Interval testing is a technique used to determine in which intervals of critical points the inequality holds true. Once you identify your critical points, you divide your number line into distinct intervals. For example:- Given the critical points \( x = 0 \) and \( x = \frac{1}{2} \), divide the number line into three intervals: \(( -\infty , 0 )\), \((0, \frac{1}{2})\), and \(( \frac{1}{2}, \infty )\). For each interval, choose a number (a test point) and substitute it into the initial inequality:

• In \(( -\infty , 0 )\), using \( x = -1 \) results in a positive value (3), satisfying \( \frac{2x-1}{x} \geq 0 \).
• In \((0, \frac{1}{2})\), using \( x = \frac{1}{4} \) results in a negative value (-2), which does not satisfy the inequality.
• In \(( \frac{1}{2}, \infty )\), using \( x = 1 \) results in a positive value (1), satisfying the inequality.

These outcomes tell us where the inequality holds and where it doesn't, transforming a potentially complex problem into manageable pieces. Conducting tests is crucial because it determines the valid intervals for the solution.

After identifying where the inequality holds through interval testing and considering the critical points, you can define the solution set. This set consists of all the intervals that satisfy the inequality, along with any boundary points that meet the inequality condition exactly. From the lessons of interval testing:

• The interval \(( -\infty , 0 ) \) yielded a positive test result, meaning it satisfies the inequality.
• The interval \(( \frac{1}{2}, \infty ) \) also satisfied the inequality.

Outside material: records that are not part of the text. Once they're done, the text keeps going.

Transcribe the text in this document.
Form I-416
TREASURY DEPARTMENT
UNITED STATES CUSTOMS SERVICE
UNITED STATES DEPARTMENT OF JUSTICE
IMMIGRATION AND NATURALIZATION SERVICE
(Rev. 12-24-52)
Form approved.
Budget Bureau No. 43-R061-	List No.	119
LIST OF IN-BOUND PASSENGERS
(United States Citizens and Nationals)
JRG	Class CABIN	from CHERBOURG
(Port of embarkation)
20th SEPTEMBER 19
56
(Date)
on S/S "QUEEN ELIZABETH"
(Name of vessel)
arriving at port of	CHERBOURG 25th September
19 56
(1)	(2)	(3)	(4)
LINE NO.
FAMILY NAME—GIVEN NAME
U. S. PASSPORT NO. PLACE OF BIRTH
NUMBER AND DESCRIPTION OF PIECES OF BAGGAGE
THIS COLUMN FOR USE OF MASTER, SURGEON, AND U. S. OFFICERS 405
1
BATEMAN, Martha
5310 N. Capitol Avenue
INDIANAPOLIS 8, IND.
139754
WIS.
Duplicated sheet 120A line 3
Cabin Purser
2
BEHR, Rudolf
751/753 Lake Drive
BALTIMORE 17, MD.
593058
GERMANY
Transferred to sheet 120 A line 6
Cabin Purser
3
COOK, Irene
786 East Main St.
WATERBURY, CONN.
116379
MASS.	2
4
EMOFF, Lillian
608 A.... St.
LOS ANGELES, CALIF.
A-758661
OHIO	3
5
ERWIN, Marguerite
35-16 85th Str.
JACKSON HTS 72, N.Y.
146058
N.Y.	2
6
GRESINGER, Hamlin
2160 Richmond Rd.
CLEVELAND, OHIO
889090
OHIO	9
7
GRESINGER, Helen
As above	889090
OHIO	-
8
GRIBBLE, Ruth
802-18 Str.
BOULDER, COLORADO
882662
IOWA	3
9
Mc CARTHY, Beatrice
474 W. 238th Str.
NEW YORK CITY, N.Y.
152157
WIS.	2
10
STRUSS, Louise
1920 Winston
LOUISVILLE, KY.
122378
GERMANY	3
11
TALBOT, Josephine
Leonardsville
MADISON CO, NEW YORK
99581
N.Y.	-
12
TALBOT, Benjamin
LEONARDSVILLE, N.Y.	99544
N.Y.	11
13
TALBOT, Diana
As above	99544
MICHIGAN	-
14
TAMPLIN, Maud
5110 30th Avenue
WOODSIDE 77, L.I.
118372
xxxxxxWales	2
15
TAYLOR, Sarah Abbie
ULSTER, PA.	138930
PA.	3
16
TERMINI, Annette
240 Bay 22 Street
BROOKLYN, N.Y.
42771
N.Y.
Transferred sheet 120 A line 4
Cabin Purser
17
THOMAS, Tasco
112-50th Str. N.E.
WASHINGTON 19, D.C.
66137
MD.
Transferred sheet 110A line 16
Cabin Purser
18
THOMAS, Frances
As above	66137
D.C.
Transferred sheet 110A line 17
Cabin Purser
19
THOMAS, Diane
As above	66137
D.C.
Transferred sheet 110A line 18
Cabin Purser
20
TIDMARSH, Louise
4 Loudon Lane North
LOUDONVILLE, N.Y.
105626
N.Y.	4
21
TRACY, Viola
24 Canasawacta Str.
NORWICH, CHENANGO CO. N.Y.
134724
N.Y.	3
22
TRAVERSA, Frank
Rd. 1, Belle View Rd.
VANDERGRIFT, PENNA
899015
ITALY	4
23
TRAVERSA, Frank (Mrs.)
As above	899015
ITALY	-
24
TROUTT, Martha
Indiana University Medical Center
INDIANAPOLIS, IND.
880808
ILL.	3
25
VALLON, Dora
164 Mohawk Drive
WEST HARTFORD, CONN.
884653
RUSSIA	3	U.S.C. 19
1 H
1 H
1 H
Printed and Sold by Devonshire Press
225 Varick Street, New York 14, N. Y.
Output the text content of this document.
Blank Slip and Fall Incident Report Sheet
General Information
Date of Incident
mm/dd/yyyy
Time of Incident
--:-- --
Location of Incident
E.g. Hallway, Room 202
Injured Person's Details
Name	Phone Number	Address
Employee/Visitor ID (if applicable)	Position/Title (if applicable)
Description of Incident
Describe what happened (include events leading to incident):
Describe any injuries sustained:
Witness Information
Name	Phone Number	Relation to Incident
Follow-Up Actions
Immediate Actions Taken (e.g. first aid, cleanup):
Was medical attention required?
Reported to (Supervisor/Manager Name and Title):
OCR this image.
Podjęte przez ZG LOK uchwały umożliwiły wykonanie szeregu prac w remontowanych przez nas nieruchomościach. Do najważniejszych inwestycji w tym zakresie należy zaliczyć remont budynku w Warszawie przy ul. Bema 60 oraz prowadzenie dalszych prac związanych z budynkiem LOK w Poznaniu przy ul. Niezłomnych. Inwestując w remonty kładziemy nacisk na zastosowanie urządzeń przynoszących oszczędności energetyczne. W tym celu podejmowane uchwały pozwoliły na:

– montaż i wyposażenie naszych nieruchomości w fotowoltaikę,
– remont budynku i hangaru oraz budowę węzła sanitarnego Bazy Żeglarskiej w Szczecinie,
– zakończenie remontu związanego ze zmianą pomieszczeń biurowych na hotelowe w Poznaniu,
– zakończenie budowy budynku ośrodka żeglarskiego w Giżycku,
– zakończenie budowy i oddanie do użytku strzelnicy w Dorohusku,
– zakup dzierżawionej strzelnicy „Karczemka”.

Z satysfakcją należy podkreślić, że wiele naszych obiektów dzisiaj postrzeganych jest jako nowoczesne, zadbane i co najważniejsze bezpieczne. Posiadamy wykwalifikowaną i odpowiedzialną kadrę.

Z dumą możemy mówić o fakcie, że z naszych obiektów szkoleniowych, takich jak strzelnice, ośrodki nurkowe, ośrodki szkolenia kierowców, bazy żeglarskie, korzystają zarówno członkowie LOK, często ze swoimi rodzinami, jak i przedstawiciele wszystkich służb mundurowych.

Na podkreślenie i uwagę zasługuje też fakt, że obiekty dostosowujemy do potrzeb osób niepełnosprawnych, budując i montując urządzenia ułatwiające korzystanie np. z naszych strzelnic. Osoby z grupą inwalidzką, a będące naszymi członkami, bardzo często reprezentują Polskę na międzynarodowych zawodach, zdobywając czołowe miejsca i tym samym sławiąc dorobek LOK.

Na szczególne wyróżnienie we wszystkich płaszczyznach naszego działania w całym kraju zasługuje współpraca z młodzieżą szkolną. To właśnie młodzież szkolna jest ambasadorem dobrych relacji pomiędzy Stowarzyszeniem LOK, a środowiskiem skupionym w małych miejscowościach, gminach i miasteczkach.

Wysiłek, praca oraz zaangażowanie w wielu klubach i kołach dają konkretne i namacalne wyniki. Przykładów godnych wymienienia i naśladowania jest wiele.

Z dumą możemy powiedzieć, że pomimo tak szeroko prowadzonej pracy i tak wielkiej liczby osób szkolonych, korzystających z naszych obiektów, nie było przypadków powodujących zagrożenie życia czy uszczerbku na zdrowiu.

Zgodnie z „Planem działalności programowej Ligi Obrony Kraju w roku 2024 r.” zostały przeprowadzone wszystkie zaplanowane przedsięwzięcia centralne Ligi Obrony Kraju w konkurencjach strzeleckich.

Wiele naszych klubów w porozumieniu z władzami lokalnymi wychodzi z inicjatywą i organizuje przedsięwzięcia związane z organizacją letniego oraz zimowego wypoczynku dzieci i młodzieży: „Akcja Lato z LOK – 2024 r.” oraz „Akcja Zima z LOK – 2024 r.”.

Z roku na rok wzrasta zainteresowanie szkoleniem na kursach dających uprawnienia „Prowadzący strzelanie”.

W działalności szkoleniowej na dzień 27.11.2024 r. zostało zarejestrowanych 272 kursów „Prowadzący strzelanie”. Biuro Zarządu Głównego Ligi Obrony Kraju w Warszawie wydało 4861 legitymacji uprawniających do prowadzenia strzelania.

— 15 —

The critical point \( x = \frac{1}{2} \) was tested separately. Since it resulted in zero, which is allowed by the \( \geq 0 \) condition, it is included in the solution.- Consequently, the solution set includes \([\frac{1}{2}, \infty)\) because this incorporates \(\frac{1}{2}\) and all values greater than it.- The interval \(( -\infty , 0 ) \) does not include \( 0 \) because it is an undefined point, but it is still part of the solution set in terms of valid values nearer to zero. By adopting this structured approach, determining the solution set of a rational inequality becomes both clear and straightforward.